Sidenote: make is really complicated
Oh, and one other thing. Could you just briefly check the difference between -O2
and -O3
for this parser? I think I may have used -O2
in the past, because I observed that the runtime performance was the same, but the compile was faster. But that may no longer be accurate. I think just testing the runtime speed on one large source file would be thorough enough. Thank you!
Sure. How do I run the benchmarks? It's also worth checking -Os
. That's been the default "production" setting for macOS for a long time.
I don't have a specific way to do benchmarking. Maybe just a quick comparison in your own app, however you're consuming these build artifacts? I would just time the parse of one big file. How about, if there's any measurable difference between -O2
and -O3
(and the compile time isn't annoyingly long), we do -O3
, and otherwise -O2
?
I'm open to -Os
too; I just don't know whether it's available in all C compilers.
Regarding using -O3 or -O2, I found this talk informative (and somewhat sad). From their research, they conclude that the -O3 and -O2 performance difference is mostly indistinguishable from noise - at least for their chosen statistical significance level. (link to paper). Note that the paper is from 2009 and the talk from 2019, so things might have improved
I agree with Doug’s comments about CFLAGS. Could you make that tweak @mattmassicotte? Thanks for tackling all of these changes 🙌
@maxbrunsfeld yes, will address the suggestion. It makes a lot of sense.
As for benchmarking, I'm really not in a position to do what you asked easily. My use of tree-sitter never parses a file from beginning to end flat-out, and I have so many other optimizations piled on top of the core library that I'm afraid the benchmarking I do have won't apply. I propose that we keep the Makefile matching the runtime's optimization level. What do you think?
@maxbrunsfeld @dcreager flags updated!
Ok, if profiling it is onerous, I'm fine with just using -O3
for now, we can always come back and change that. Thanks for setting this up @mattmassicotte!
Thanks so much everyone! This is a huge quality-of-life improvement for using the system.

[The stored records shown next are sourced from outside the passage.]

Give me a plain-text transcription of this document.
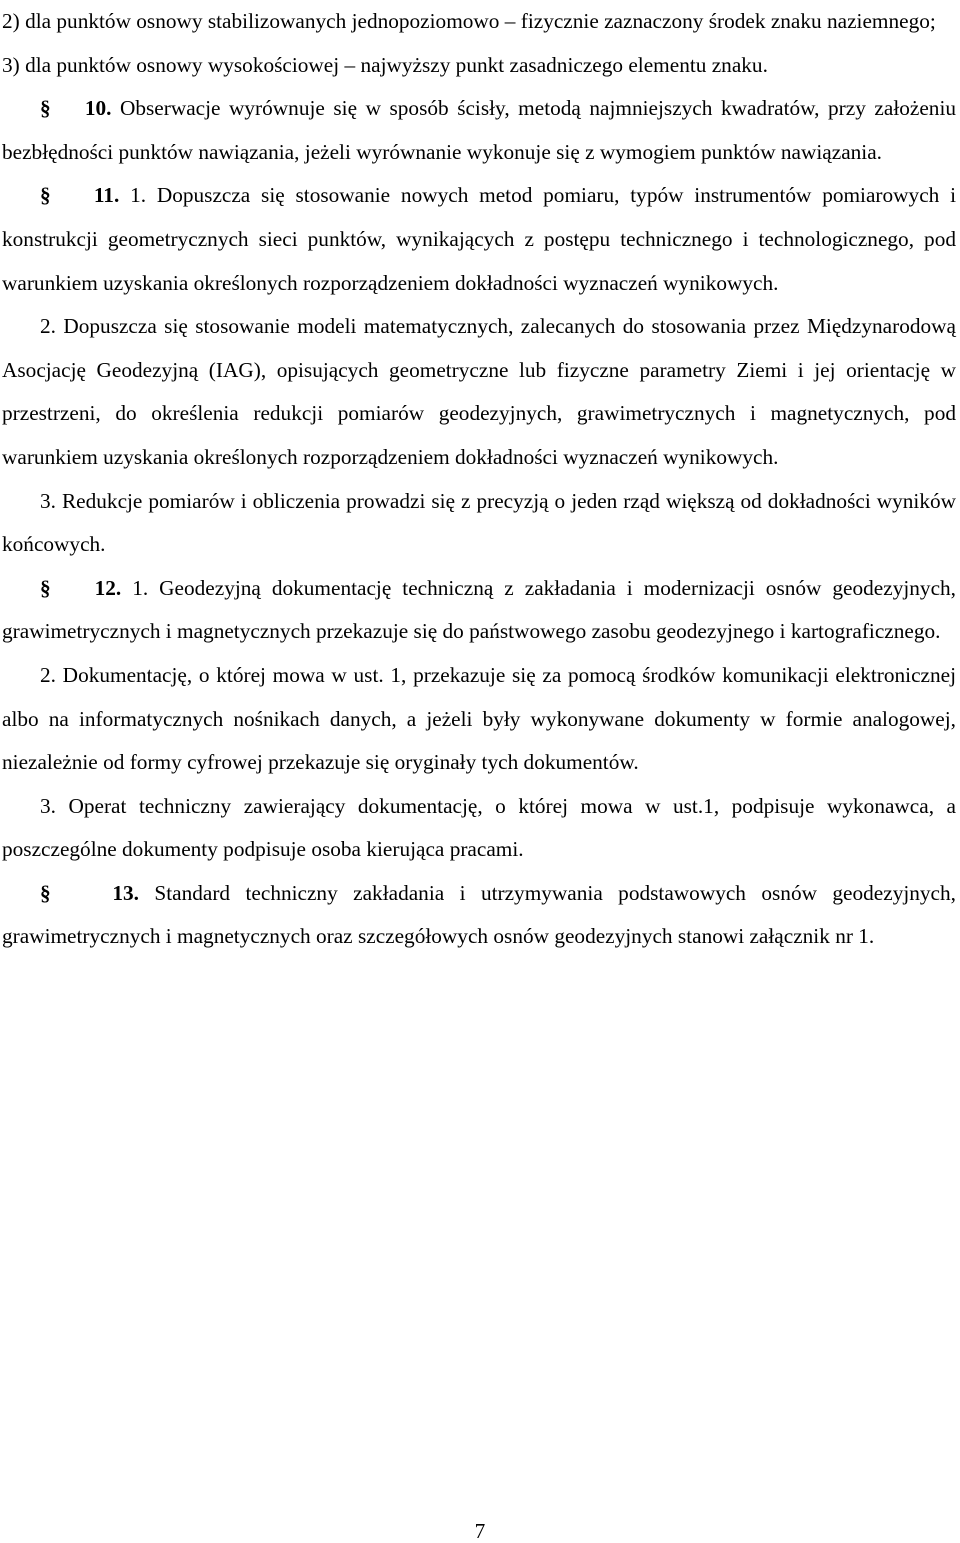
2) dla punktów osnowy stabilizowanych jednopoziomowo – fizycznie zaznaczony środek znaku naziemnego;

3) dla punktów osnowy wysokościowej – najwyższy punkt zasadniczego elementu znaku.

§ 10. Obserwacje wyrównuje się w sposób ścisły, metodą najmniejszych kwadratów, przy założeniu bezbłędności punktów nawiązania, jeżeli wyrównanie wykonuje się z wymogiem punktów nawiązania.

§ 11. 1. Dopuszcza się stosowanie nowych metod pomiaru, typów instrumentów pomiarowych i konstrukcji geometrycznych sieci punktów, wynikających z postępu technicznego i technologicznego, pod warunkiem uzyskania określonych rozporządzeniem dokładności wyznaczeń wynikowych.

2. Dopuszcza się stosowanie modeli matematycznych, zalecanych do stosowania przez Międzynarodową Asocjację Geodezyjną (IAG), opisujących geometryczne lub fizyczne parametry Ziemi i jej orientację w przestrzeni, do określenia redukcji pomiarów geodezyjnych, grawimetrycznych i magnetycznych, pod warunkiem uzyskania określonych rozporządzeniem dokładności wyznaczeń wynikowych.

3. Redukcje pomiarów i obliczenia prowadzi się z precyzją o jeden rząd większą od dokładności wyników końcowych.

§ 12. 1. Geodezyjną dokumentację techniczną z zakładania i modernizacji osnów geodezyjnych, grawimetrycznych i magnetycznych przekazuje się do państwowego zasobu geodezyjnego i kartograficznego.

2. Dokumentację, o której mowa w ust. 1, przekazuje się za pomocą środków komunikacji elektronicznej albo na informatycznych nośnikach danych, a jeżeli były wykonywane dokumenty w formie analogowej, niezależnie od formy cyfrowej przekazuje się oryginały tych dokumentów.

3. Operat techniczny zawierający dokumentację, o której mowa w ust.1, podpisuje wykonawca, a poszczególne dokumenty podpisuje osoba kierująca pracami.

§	13. Standard techniczny zakładania i utrzymywania podstawowych osnów geodezyjnych, grawimetrycznych i magnetycznych oraz szczegółowych osnów geodezyjnych stanowi załącznik nr 1.

7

This change adds a Makefile, and bindings to more easily build static/dynamic libraries for use in C-based languages. This is basically my first time making a Makefile. So, I just copied the one from the runtime and modified it. It was really close to what was needed.

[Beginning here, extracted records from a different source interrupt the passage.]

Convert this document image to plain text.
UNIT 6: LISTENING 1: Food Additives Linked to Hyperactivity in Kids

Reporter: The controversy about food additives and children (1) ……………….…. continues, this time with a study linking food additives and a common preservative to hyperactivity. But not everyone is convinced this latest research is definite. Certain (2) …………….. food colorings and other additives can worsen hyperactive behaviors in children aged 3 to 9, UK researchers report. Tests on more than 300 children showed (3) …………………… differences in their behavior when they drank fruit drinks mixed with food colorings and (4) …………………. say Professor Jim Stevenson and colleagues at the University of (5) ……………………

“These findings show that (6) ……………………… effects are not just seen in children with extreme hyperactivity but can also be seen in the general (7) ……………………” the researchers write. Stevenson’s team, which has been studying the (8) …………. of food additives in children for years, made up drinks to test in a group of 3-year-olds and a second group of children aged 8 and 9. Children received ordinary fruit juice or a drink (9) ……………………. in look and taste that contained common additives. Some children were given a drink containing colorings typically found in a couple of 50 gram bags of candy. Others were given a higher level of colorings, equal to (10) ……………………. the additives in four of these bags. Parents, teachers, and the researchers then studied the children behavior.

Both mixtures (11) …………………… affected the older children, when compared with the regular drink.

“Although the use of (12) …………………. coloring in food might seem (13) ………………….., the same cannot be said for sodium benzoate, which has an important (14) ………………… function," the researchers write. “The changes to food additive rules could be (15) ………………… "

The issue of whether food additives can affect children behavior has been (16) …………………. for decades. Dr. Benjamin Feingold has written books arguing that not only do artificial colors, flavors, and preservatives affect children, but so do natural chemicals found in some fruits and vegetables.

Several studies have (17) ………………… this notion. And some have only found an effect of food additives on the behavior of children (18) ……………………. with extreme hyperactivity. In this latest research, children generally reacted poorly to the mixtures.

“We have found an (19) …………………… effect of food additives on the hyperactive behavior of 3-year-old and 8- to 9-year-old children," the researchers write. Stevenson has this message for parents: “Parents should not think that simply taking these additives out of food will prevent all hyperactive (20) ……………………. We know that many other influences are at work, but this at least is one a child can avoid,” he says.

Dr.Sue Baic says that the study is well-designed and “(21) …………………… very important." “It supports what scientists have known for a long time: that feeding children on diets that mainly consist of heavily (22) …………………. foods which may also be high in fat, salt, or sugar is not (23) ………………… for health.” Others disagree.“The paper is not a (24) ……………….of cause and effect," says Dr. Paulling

This comes from some discussion I had in the main tree-sitter repo with @maxbrunsfeld.
One additional thing I want to bring up is that I also modify bindings.gyp. Specifically, I include the following:
This does two things. First, builds the library for both architectures supported by macOS. It also establishes a minimum OS version for the linker, which quiets warnings. (I suspect that tree-sitter is compatible with much earlier versions of macOS, but I've only tested down to 10.13.)
I'm not 100% sure this is possible to address via a Makefile, as I was unable to find a way to control these settings via environment variables. However, I know nothing about the npm build process, and just figuring out this part required a lot of Googling and experimentation. I just wanted to bring this up as it is related, and possibly something you'd prefer to address here.